When I was a little girl my favorite Christmas song was
"The Christmas Song"
Chestnuts roasting on an open fire
Jack Frost nipping at your nose
I always fantasized about roasting chestnuts and as an adult have seen them in the grocery store around thanksgiving and Christmas. So last year, right after we moved into our first home ( a 100 year old queen Anne Victorian) I decided it was only fitting that we roast chestnuts and have a little fun.. So on Christmas Eve we had home made eggnog (really amazing) and roasted chestnuts. They were really good but I was the only one who liked them. More for me!
What a fun thing to do. Now it is a tradition and I try to roast them at least a couple of times before Christmas. In fact I like them so much I'm going to buy a few chestnut trees next year and plant them in our yard.
Here is a recipe for roasting chestnuts in the oven that I followed. Have Fun!
How to Roast Chestnuts
posted in Pantry, Appetizers and Snacks by Kathy Maister
On a recent visit to New York City, the weather was cold and crisp. On such days, my husband (David) and I always share a small brown bag full of freshly roasted chestnuts from one of the street vendors who seem to be on every other NYC street corner. After letting the chestnuts cool down for a few minutes, David always peels these delightful treasures so I don’t have to take my mittens off! They are so rich, sweet and tender!
When I saw fresh chestnuts at the grocery store, I thought it would be great to roast some at home for startcooking. For comparison sake, I bought a jar of pre-packaged chestnuts as well.
Before I begin, I would like to point out that Water Chestnuts are from an aquatic plant and are a totally different food than the chestnuts (from a tree) that I am about to roast.
To Roast Chestnuts:
Preheat your oven to 425 degrees F.
Wipe the chestnuts off with a damp towel and set them on a cutting board, flat side down.
With a small, sharp knife cut an X in each chestnut. (There are special chestnut-X-cutting knives that you can buy - see comments below. I would only recommend buying one of these knives if you roast a TON of chestnuts.) The X allows the steam to escape while they are cooking. (Do not omit this step, otherwise the chestnuts could explode in the oven!) This will also make peeling a lot easier.
For safety sake, you may feel more comfortable cushioning the chestnut on a (clean) dish towel to cut the X.
Put the chestnuts in a baking pan with the X facing up.
It will take 20-30 minutes to roast the chestnuts.
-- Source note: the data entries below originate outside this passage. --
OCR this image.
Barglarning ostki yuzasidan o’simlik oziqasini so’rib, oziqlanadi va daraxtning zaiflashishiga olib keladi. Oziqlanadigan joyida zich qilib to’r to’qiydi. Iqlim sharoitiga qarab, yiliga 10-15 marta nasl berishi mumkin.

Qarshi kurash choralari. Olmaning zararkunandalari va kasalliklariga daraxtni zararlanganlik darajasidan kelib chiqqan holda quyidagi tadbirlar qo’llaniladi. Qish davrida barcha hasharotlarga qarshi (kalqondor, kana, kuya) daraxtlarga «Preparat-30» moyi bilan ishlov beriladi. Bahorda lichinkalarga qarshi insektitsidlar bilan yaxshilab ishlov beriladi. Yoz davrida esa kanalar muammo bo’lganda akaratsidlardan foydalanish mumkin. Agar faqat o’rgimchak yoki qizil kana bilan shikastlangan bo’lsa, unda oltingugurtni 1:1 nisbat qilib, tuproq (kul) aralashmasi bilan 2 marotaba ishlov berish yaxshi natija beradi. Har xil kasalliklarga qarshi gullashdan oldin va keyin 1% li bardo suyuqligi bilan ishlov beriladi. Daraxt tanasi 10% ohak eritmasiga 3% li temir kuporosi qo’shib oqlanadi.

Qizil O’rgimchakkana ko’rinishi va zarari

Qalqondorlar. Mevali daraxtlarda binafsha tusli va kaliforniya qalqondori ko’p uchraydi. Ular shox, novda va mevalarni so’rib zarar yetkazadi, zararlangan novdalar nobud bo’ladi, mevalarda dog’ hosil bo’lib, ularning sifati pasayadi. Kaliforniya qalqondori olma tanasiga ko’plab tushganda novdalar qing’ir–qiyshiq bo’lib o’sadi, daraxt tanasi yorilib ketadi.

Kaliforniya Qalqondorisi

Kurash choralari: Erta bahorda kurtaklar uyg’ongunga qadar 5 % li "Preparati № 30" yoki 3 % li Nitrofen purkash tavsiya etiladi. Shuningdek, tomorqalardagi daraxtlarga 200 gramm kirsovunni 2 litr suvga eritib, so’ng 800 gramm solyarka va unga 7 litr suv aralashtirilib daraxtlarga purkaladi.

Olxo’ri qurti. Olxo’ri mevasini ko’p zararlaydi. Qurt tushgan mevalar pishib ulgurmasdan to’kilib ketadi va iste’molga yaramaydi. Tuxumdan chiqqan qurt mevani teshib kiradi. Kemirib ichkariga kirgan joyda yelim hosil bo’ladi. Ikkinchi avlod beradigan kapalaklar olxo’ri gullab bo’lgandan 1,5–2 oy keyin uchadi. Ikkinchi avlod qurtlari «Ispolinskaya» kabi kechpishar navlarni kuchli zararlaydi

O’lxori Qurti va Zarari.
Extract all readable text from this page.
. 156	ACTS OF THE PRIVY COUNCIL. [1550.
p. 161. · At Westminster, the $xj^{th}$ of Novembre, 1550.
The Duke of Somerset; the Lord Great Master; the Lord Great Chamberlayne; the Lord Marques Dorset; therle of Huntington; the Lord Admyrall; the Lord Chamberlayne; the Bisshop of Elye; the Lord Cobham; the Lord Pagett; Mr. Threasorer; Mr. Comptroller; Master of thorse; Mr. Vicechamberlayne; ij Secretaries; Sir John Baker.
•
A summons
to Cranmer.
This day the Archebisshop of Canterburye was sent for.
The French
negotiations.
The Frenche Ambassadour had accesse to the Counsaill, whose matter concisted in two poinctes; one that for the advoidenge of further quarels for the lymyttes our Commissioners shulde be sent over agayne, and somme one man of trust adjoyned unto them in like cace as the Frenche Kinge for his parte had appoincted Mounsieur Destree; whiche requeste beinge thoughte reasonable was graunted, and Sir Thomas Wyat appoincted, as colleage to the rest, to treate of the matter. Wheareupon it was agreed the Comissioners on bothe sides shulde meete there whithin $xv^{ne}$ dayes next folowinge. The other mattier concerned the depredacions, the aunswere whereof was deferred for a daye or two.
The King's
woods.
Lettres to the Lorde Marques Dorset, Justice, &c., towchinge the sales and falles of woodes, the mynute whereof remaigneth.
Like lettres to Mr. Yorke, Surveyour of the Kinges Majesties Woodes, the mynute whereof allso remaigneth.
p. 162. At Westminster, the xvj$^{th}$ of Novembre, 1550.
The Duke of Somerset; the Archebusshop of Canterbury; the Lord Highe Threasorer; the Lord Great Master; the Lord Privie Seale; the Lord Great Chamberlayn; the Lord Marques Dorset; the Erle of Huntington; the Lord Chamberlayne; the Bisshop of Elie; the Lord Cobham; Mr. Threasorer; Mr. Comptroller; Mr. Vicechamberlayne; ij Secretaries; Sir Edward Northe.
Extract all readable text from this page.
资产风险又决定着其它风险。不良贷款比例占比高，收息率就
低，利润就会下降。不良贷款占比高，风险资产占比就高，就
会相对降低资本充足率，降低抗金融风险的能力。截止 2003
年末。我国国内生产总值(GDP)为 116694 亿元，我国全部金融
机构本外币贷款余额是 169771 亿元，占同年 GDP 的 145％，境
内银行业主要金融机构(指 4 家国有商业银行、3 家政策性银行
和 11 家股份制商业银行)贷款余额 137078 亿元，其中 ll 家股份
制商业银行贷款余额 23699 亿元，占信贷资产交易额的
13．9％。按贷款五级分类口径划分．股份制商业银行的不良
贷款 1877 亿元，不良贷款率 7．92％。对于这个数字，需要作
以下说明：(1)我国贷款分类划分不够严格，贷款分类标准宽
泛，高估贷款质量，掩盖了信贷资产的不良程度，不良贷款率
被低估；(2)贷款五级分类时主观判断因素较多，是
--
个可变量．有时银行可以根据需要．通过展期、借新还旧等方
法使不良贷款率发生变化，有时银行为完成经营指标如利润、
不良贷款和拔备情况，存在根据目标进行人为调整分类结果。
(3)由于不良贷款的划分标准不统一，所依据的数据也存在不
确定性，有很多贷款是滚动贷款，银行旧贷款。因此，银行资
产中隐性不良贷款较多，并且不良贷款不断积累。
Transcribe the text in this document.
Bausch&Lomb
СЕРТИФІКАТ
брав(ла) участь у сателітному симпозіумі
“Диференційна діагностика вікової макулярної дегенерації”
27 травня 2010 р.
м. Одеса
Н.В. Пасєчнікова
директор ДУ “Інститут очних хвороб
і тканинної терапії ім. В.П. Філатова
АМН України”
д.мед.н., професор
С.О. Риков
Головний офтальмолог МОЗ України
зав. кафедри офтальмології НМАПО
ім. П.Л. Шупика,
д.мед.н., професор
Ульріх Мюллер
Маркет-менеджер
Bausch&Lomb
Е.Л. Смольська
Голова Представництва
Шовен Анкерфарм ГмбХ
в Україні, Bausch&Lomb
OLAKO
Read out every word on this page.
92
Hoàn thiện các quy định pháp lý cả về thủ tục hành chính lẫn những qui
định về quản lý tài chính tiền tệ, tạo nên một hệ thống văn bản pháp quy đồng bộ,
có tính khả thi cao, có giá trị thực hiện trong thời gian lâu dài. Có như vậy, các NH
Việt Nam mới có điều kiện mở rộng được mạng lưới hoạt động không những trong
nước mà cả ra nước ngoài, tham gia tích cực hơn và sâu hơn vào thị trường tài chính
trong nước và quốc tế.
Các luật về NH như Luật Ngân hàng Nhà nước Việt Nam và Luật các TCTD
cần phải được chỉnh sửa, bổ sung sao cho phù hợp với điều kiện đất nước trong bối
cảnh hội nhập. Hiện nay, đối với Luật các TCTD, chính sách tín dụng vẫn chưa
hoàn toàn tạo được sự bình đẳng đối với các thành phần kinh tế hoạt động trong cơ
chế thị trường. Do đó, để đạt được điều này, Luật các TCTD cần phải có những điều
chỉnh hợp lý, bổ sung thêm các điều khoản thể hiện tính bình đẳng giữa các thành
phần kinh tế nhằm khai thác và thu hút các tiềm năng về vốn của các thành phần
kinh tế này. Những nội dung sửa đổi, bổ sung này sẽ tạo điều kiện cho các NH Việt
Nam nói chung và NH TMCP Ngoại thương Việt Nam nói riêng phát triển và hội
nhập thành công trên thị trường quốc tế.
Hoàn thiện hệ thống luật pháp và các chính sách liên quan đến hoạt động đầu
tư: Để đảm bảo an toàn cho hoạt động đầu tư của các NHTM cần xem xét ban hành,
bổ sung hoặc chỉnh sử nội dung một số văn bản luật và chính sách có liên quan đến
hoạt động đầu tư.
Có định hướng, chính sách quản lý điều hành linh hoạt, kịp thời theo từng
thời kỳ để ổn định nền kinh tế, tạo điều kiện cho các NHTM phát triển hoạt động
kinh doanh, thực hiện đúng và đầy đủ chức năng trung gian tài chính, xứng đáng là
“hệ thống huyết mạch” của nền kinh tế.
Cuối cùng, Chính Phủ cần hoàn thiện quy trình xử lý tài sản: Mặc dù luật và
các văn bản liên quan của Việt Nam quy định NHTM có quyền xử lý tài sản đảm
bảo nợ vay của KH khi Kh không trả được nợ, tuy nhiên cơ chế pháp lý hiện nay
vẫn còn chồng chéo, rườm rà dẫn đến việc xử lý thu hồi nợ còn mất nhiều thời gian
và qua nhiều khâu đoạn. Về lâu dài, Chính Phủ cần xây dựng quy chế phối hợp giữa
When cooked, the shells will burst open, and the chestnut will be golden brown. The tricky part is actually knowing when they are done. If you over-cook OR under-cook them, they will get hard and the inner skin will be very difficult to remove.
Now comes the hard part: peeling them! You need to peel them while they are still warm. Let them cool just enough so that you can touch them, then start peeling. Be very careful not to burn your fingers!
Be sure to buy extra, because once they are open you may well discover that some have actually turned bad and are not edible.
This task is not as easy as David makes it look. My thumb is killing me!
So now comes the test: comparing the fresh chestnuts to the ones from the jar. There are four things to consider:
Taste and Texture
Freshly Roasted (on the left) Vs. From a Jar
First let me say that the chestnuts I bought from Whole Foods did not end up looking at all like the magnificent ones from the street vendor. (Of course the 7 or 8 chestnuts from the street vendor that actually end up in your brown bag don’t look like the ones they have on display either!)
The ones from the jar have a preserved look about them.
2. Taste and Texture
They both tasted delicious but the ones from the jar actually had a moister texture.
The 17 fresh chestnuts from Whole foods cost $4.67
I ended up with 12 usable ones. (Yes there are only 11 in the above photo because I ate one!) Two I could not get peeled, two disintegrated when I tried to peel them and one was rotten.
The 7.4 ounce jar cost $8.99. 100% were usable.
When I was a kid, whenever my mom would bake, we would always have to shell the walnuts. (Way back then!) It was significantly cheaper to buy unshelled walnuts. It is a very labor intensive activity. Today, having to shell your own nuts sounds like it is on par with having to go milk the cow to get fresh milk! Peeling your own chestnuts is not an easy task!
All in all, my first preference is to buy them off the street vendor in NYC. ONLY as a special treat, is it worth the effort to roast the chestnuts yourself. The look, the taste and the aroma is wonderful.
BUT, for use in a recipe, I would probably skip roasting them myself and just buy the jar!